Market Harborough Market Hall has one stall manned by a guy who sells second hand vinyl and cds (cf Robert Cook) – mainly rock and pop, but with a small jazz holding. Not long ago I was fingering my way through the small collection of jazz vinyl on show when I came across one of my boyhood treasures – an LP recorded at the Royal Festival Hall in 1954, a concert which was the first I ever attended at the tender age of 15. Such British greats of traditional jazz as Ken Colyer, Alex Welsh and Chris Barber worked their way through a selection of tunes associated with the style of jazz known as traditional or Dixieland – much enjoyed by the ‘mouldy figs’ of the time, and rather despised by the ‘dirty boppers’ who preferred the sound of modern jazz of the time – bebop! How could I refuse the offer of such a hot gem, one my mother had thrown out when I left home for university… and only some £3! And it still sounds as good as it did then.
At this point it is the sound of tenor player Dexter Gordon coming through my headphones, working his way through a bop tune called Gingerbread Boy, but quoting Here Comes the Bride inter alia as he works his way through a really hot solo. Gordon rose to fame in the 1940s in the Lionel Hampton band (now that was a hot swinging band), eventually came to Europe in the mid-1950s, working much of the time in Copenhagen. His major claim to fame is for his role in the Bertrand Tavernier film Round Midnight as Dale Turner, a composite character based on the lives of pianist Bud Powell and tenor sax player Lester Young – one of the best jazz films made and including appearances by the aforementioned Chet Baker, Herbie Hancock and Wayne Shorter amongst others.
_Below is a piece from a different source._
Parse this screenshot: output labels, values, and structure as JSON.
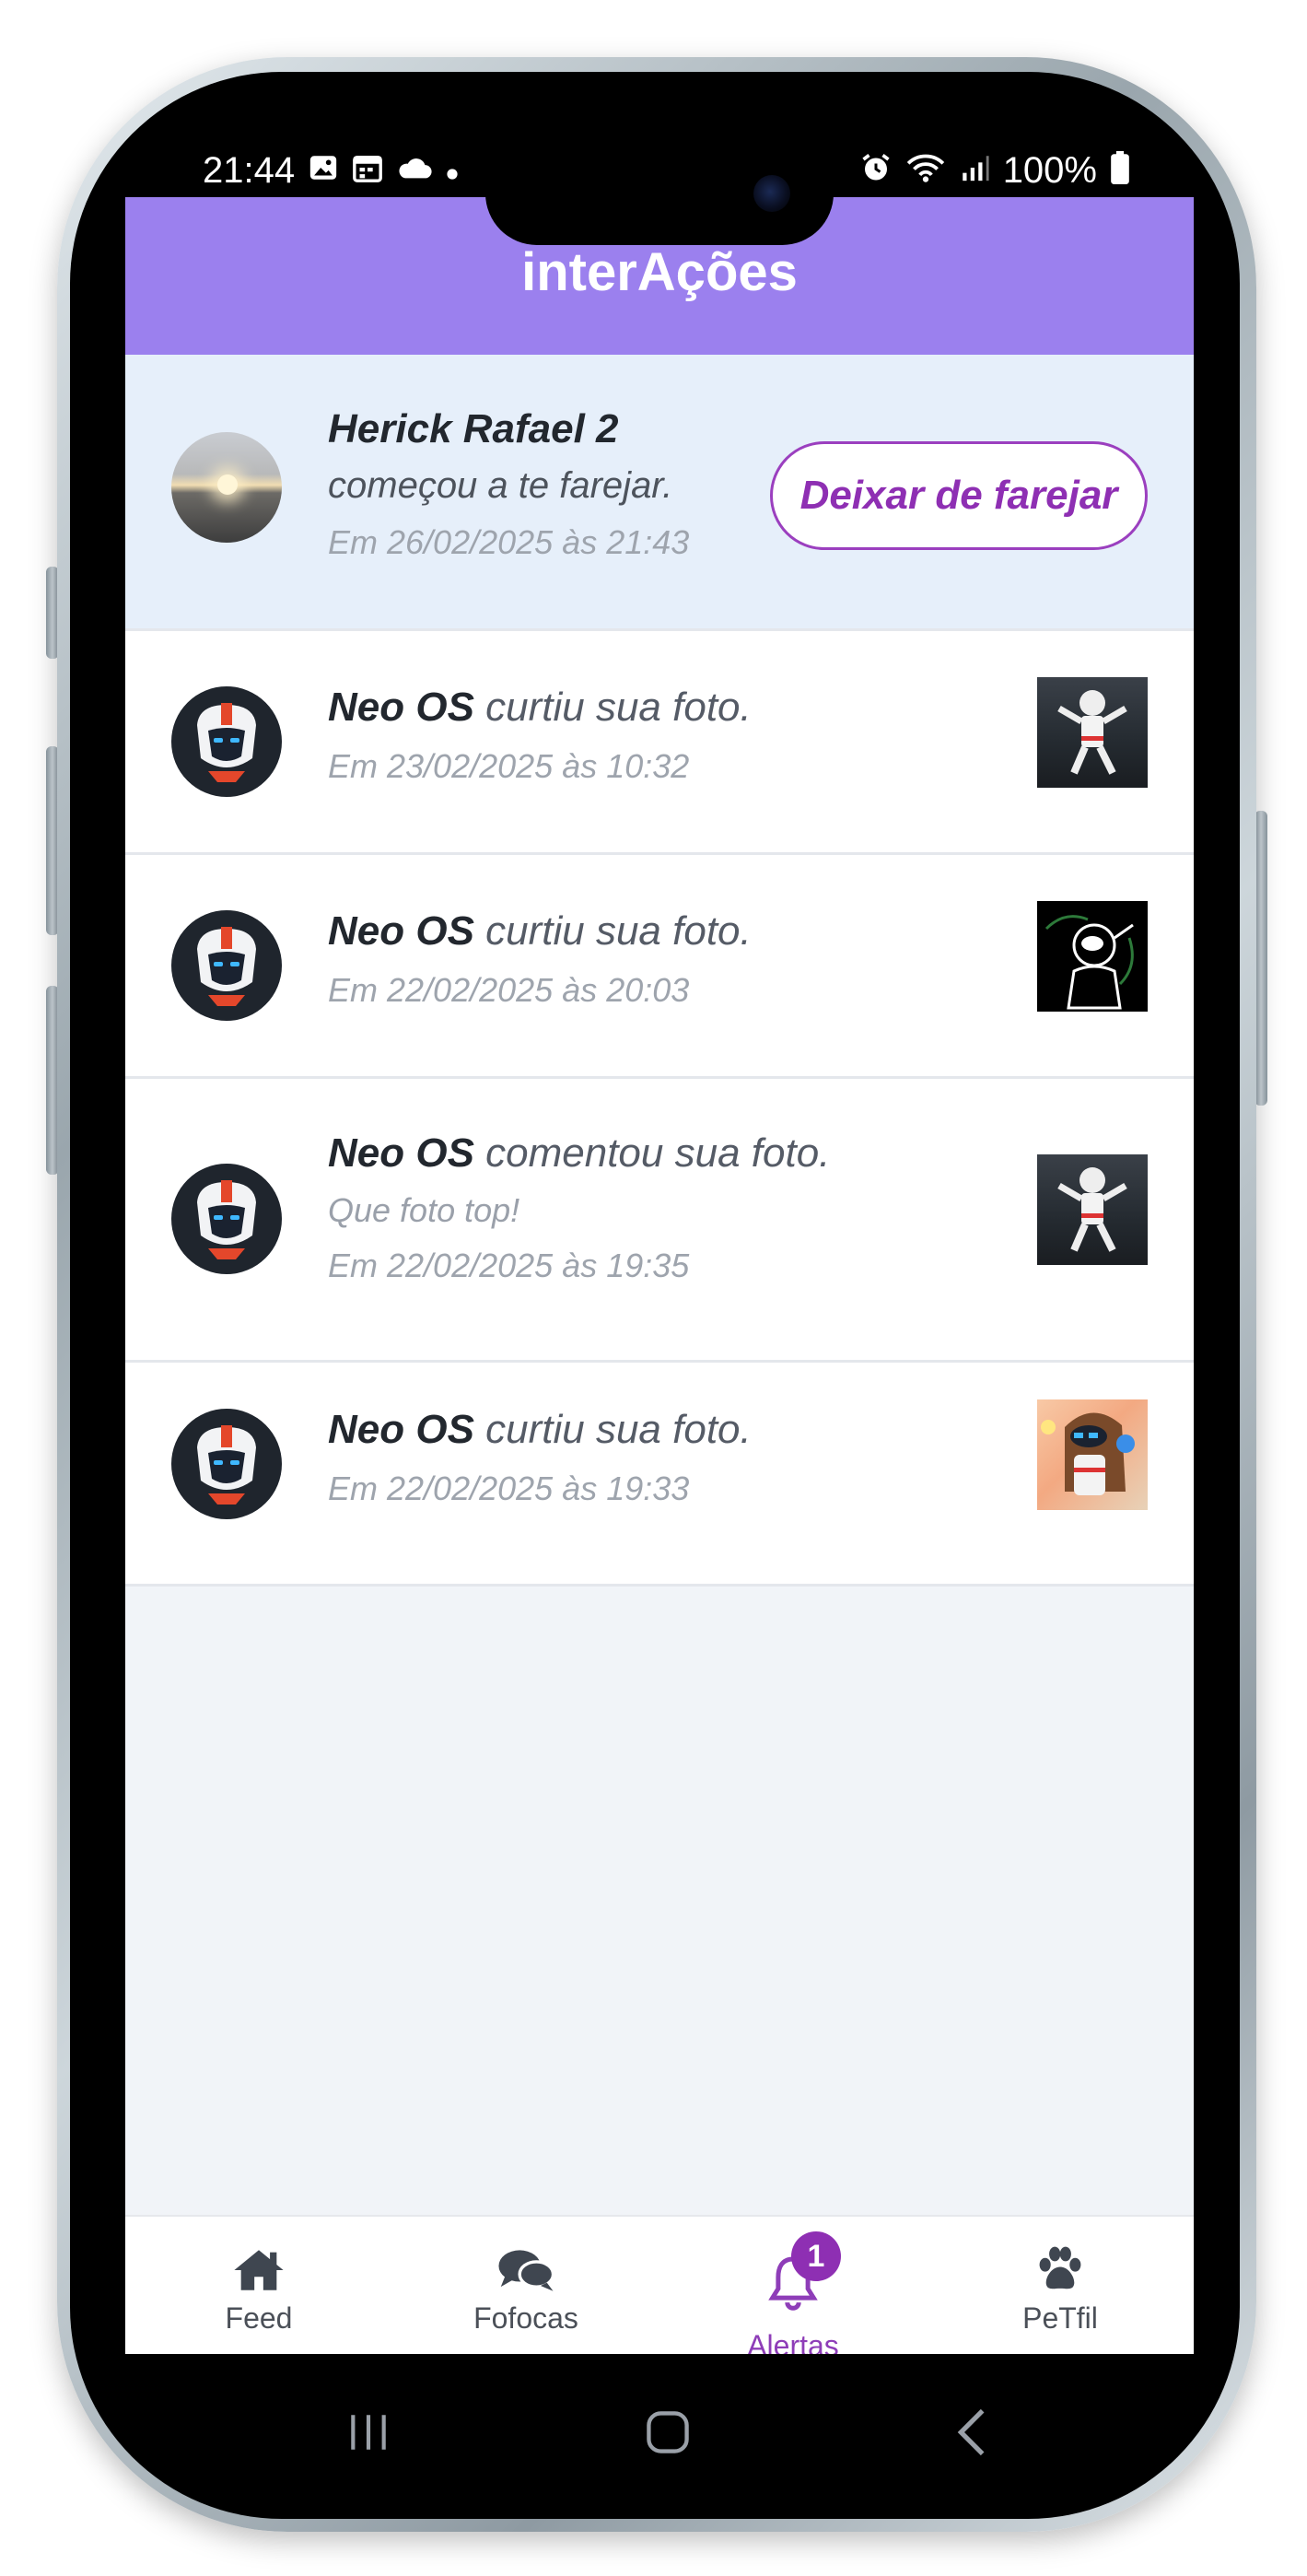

Nominated for an Oscar, Gordon was to die shortly after in 1990.
And having just passed another of those annual events called a birthday, I’ve been reading a BD (adult comic book) present about the singer Billie Holiday, or Lady Day as tenor player Lester Young used to call her, whilst she named him Pres in return. The pair enjoyed a close platonic relationship from the thirties through to the 1950s, when both died earlier than they should – him in 1959 aged 40 because of alcohol and she four months later at age 44 because of drugs and liquor! But Billie remains my favourite singer ever since I first heard her in 1956, whilst Pres remains the father of cool jazz. Their partnership on some of her early songs in the mid-30s are real treasures, well worth looking out for – try Easy Living and Travellin’ All Alone for starters.
And as I come to finish off this piece, it is the sound of a Scandinavian trio to which I’m listening – e.s.t. playing Definition of a Dog from a concert live in Hamburg in 2007. This trio managed to be all three – hot, cool and swinging – as well as very modern in their sound. Another pity that its leader Esbjörn Svensson died in a drowning accident whilst scuba diving not long after! But like the others I’ve mentioned in this piece they can still be heard on disc – give them all a try! Mike Goldsmith.
Hot, Cool, Swinging….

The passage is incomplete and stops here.